Montagne a déclaré qu'un viol que Pelicot prétend avoir subi à l'âge de neuf ans aux mains d'un infirmier aurait pu provoquer « une fracture dans sa psyché ».

Un autre expert l'avait décrit vendredi comme ayant une personnalité « divisée », établissant une comparaison avec le personnage éponyme du classique d'horreur gothique « L'Étrange Cas du Docteur Jekyll et de M. Hyde ».

Les fils de Pelicot, David et Florian, son gendre Pierre P. et son frère Joël Pelicot, médecin à la retraite, devaient également témoigner lundi.

Dominique Pelicot, qui a été excusé de la salle d'audience lundi en raison de douleurs abdominales, devrait s'exprimer mardi après-midi.

- Des familles harcelées -

Dix-huit des 51 accusés sont en détention, dont Dominique Pelicot, tandis que 32 autres prévenus assistent au procès en hommes libres.

Le dernier, toujours en fuite, sera jugé par contumace.

La plupart risquent jusqu’à 20 ans de prison pour viol aggravé.

Dominique Pelicot (à droite) a été accusé d'avoir recruté des dizaines d'hommes pour violer sa femme

Les avocats des co-accusés ont déclaré lundi qu'ils déposeraient des plaintes judiciaires contre des personnes partageant les données personnelles de leurs clients en ligne, ce qui a donné lieu à des menaces contre eux et leurs familles.

« Des informations personnelles des accusés – leur identité, leur nom, leur prénom, leur profession et parfois même des photos prises à l'intérieur de la salle d'audience – ont été diffusées sur les réseaux sociaux, au mépris des règles élémentaires de notre droit », a déclaré Me Isabelle Crépin-Dehaene, représentant l'ensemble de leurs avocats.

« Les enfants des accusés ont été pris pour cible à l’école.

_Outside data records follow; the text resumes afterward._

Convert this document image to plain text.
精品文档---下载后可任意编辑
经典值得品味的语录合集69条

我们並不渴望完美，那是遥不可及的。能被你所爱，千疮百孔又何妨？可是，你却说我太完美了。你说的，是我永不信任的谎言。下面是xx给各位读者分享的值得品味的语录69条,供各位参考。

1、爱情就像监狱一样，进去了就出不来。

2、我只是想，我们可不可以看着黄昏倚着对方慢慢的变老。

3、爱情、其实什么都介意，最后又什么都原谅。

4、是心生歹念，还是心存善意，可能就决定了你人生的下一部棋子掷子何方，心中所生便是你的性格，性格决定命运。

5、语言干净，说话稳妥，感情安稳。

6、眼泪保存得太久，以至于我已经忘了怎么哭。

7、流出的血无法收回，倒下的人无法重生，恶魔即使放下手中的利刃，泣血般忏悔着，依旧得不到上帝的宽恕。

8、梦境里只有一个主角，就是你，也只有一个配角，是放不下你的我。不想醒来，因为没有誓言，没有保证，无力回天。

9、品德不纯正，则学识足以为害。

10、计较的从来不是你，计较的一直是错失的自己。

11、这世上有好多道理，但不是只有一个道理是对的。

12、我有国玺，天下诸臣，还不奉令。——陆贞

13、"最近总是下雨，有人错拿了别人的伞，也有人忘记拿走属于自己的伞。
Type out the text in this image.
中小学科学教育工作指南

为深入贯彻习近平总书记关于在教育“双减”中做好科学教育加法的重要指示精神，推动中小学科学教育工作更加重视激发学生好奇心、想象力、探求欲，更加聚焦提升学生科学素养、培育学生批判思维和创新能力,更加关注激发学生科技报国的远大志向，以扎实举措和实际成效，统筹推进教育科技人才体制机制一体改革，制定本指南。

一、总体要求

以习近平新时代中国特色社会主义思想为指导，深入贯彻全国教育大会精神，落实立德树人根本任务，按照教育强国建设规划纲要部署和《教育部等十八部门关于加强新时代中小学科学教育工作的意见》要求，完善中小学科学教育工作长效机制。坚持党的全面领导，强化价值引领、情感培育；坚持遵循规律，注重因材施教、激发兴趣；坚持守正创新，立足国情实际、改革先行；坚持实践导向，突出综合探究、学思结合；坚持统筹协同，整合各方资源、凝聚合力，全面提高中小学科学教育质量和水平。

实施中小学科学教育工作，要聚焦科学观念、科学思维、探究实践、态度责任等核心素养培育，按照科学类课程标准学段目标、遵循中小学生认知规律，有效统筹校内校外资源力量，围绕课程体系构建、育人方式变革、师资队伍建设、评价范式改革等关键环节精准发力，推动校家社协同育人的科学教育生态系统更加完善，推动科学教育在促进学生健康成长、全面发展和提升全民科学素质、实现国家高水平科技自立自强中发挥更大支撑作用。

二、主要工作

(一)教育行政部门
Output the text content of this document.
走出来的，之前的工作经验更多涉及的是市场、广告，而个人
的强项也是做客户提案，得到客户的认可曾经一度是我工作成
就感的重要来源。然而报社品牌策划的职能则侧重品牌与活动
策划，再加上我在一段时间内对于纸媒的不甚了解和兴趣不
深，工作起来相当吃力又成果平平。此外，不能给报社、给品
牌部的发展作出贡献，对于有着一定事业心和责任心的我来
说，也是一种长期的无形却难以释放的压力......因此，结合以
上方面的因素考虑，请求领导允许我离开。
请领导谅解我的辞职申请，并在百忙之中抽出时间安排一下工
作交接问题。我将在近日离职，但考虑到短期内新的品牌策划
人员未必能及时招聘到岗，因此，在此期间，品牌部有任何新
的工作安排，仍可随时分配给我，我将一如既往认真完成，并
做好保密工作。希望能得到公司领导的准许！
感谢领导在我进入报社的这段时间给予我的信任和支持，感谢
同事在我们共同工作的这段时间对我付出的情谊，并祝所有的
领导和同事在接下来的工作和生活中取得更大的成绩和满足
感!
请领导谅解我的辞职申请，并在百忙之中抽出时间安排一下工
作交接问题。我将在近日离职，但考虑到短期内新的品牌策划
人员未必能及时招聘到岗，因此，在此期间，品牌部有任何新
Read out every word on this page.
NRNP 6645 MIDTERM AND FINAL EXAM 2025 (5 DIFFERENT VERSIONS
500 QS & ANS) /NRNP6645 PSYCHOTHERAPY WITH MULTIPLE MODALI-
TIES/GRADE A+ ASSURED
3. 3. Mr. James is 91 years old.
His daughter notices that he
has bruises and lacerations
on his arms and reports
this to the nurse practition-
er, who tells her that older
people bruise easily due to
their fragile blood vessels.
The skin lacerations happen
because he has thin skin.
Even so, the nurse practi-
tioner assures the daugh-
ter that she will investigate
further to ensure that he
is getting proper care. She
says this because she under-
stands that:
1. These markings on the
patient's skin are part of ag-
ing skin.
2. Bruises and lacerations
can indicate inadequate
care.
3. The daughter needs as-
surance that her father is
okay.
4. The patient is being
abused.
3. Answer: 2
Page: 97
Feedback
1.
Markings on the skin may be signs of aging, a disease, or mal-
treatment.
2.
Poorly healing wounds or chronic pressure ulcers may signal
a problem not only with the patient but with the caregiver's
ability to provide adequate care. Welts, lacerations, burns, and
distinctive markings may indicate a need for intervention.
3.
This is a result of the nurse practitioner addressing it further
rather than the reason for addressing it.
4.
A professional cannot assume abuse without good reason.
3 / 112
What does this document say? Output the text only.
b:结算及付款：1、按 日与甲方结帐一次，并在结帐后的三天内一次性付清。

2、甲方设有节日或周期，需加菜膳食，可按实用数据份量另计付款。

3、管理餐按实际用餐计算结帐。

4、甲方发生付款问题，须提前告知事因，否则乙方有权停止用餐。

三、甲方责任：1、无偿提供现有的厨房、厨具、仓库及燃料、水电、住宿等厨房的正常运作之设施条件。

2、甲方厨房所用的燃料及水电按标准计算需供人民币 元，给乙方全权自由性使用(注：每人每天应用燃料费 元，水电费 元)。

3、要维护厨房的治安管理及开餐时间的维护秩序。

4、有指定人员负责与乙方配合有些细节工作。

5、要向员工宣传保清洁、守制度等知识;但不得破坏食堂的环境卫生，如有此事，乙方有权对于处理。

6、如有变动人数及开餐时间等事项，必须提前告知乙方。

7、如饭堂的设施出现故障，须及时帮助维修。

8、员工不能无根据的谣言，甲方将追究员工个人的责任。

Les épouses et les membres de la famille ont été insultés. Les accusés ont reçu des appels téléphoniques malveillants et des tentatives d’effraction à leur domicile », a-t-elle ajouté.

Un avocat de la famille Pelicot avait appelé vendredi à « la plus grande retenue sur les réseaux sociaux », affirmant que l'affaire était une « tragédie pour toutes les familles » impliquées.